(Part One)
Am I the only farm kid who tried to avoid the hay mow?
The hay loft always seemed so much darker, spookier, more mysterious in the dead of winter.
I tried everything to get someone else to do it when it came time to climb that mountain of a ladder in to the highest mow.
“Ah, you need to quit reading so many scary books,” my dad would say to me. “It’s the same big old barn as it was before you started reading In Cold Blood, you know.”
Just like us. OK, technically I knew he was right. I just couldn’t get that murdered Kansas family out of my mind who seemed so very much like us that it made my own blood run cold.
A farm family, two older girls grown up and gone, the hired hand returned from the pokey with the plan to kill them all and make off with the money stored in the house.
Dad reminded me that we didn’t have any scary former hired hands, and we sure didn’t have any money just lying around for the taking. Our money was in land, barns, equipment, cows … Something no bad guy could abscond with even if he wanted to.
OK, I knew he was right. But it still didn’t make my ebbing panic go away.
In the darkness. That old ladder seemed to go up and up in to the dark shadows of that barn where anyone, absolutely anyone, could be hiding.
OK, take a deep breath. You just need to hurry up and get up there and throw down 16 bales of hay. Just 16, and then you are done.
Until tomorrow, when you’ll have to put yourself through all of this all over again.
Up the ladder. The panic seemed to mount as I climbed that ladder. I reached the jumping off point, the hay stacked up there good and tight from the productive summer’s great alfalfa crop.
I made my way over the tightly packed bales to where we were to pull today’s bales from, and yanked hard on the first one.
Yikes! A cat let out a scream that was similar to the scariest horror movie sound ever emitted and I nearly fell over in a dead faint.
My heart was pounding hard enough to beat right through my layers and layers of coveralls, long johns, sweatshirts and a barn coat.
Trusty weapon. I reached for the flashlight I carried as a weapon, just in case I needed to beat someone over the head in my attempt to escape sure death.
After I caught my breath, I realized the wild mama cat was warning me to stay away from her nest of babies.
Shining my fading flashlight on to the hollowed-out spot in the mow, the critters looked like little mice, small and ugly, but content and sleeping.
My blood-curdling screams had not awakened them.

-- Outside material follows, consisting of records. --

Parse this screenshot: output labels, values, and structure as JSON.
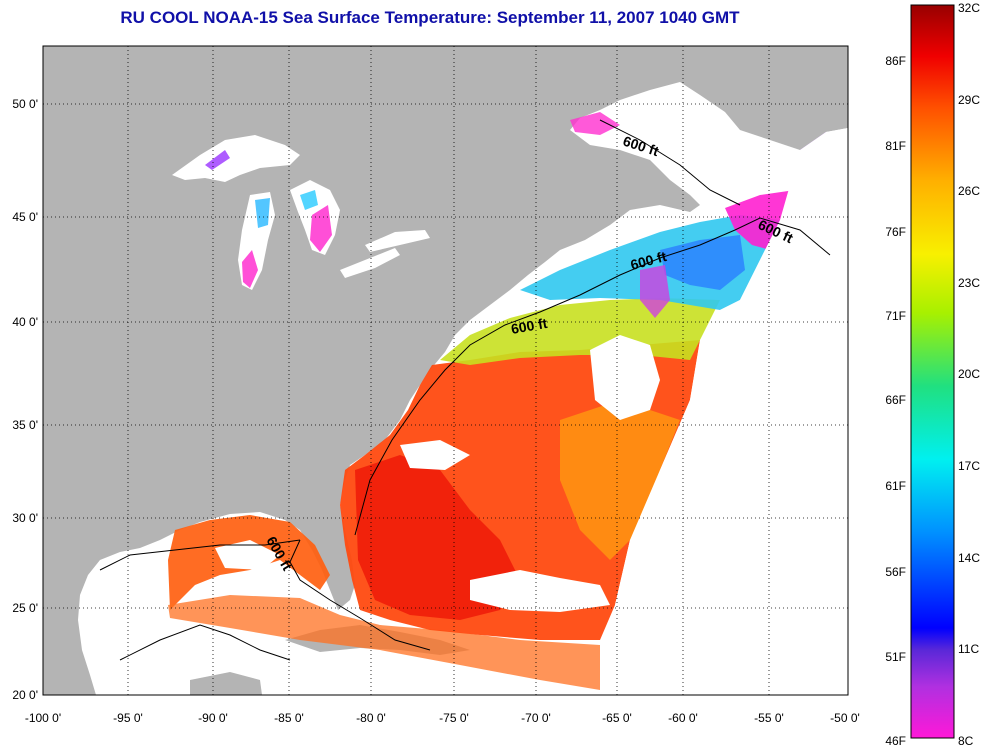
{
  "title": "RU COOL  NOAA-15  Sea Surface Temperature:  September 11, 2007 1040 GMT",
  "map": {
    "x_ticks": [
      "-100 0'",
      "-95 0'",
      "-90 0'",
      "-85 0'",
      "-80 0'",
      "-75 0'",
      "-70 0'",
      "-65 0'",
      "-60 0'",
      "-55 0'",
      "-50 0'"
    ],
    "y_ticks": [
      "50 0'",
      "45 0'",
      "40 0'",
      "35 0'",
      "30 0'",
      "25 0'",
      "20 0'"
    ],
    "contour_labels": [
      "600 ft",
      "600 ft",
      "600 ft",
      "600 ft",
      "600 ft"
    ],
    "colors": {
      "land": "#b4b4b4",
      "cloud": "#ffffff",
      "title": "#1010a8"
    }
  },
  "colorbar": {
    "fahrenheit_labels": [
      "86F",
      "81F",
      "76F",
      "71F",
      "66F",
      "61F",
      "56F",
      "51F",
      "46F"
    ],
    "celsius_labels": [
      "32C",
      "29C",
      "26C",
      "23C",
      "20C",
      "17C",
      "14C",
      "11C",
      "8C"
    ]
  }
}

How dare they be so peaceful when I was in such heightened agony?
Horrors of it all. I threw those 16 bales down, lickety-split, somehow managed to practically slide down that ladder as if it were a firehouse pole, finished the chores in spite of my pending heart attack and went to dad to tell him the horrors of it all.
He filled his pipe with tobacco as he listened to my dramatic plea to never, ever have to do that job again.
He packed the tobacco down, lit the pipe, thought long and hard before saying to me, “That’s great that you found the nest of kittens. Now, each day, you can check on them for me and see how much they’ve grown since the day before.”
Deaf ears. Turns out, my plea for clemency from that chore fell completely on deaf ears. Did he not hear the part about my heart attack?
Did he not hear the part about the wobbly ladder and my knocking knees giving out on me? Did he not hear the part about the possible ax murderer lurking in the dark shadows at the very back of the mow where no one would think to look for him?
All he heard was ‘kittens.’ All he could do was add to my list of chores.
It put a whole new spin on the chore of climbing in to the dark mow.
Perhaps I would survive it. After all, what ax murderer would have the guts to climb up there with that screaming mama cat?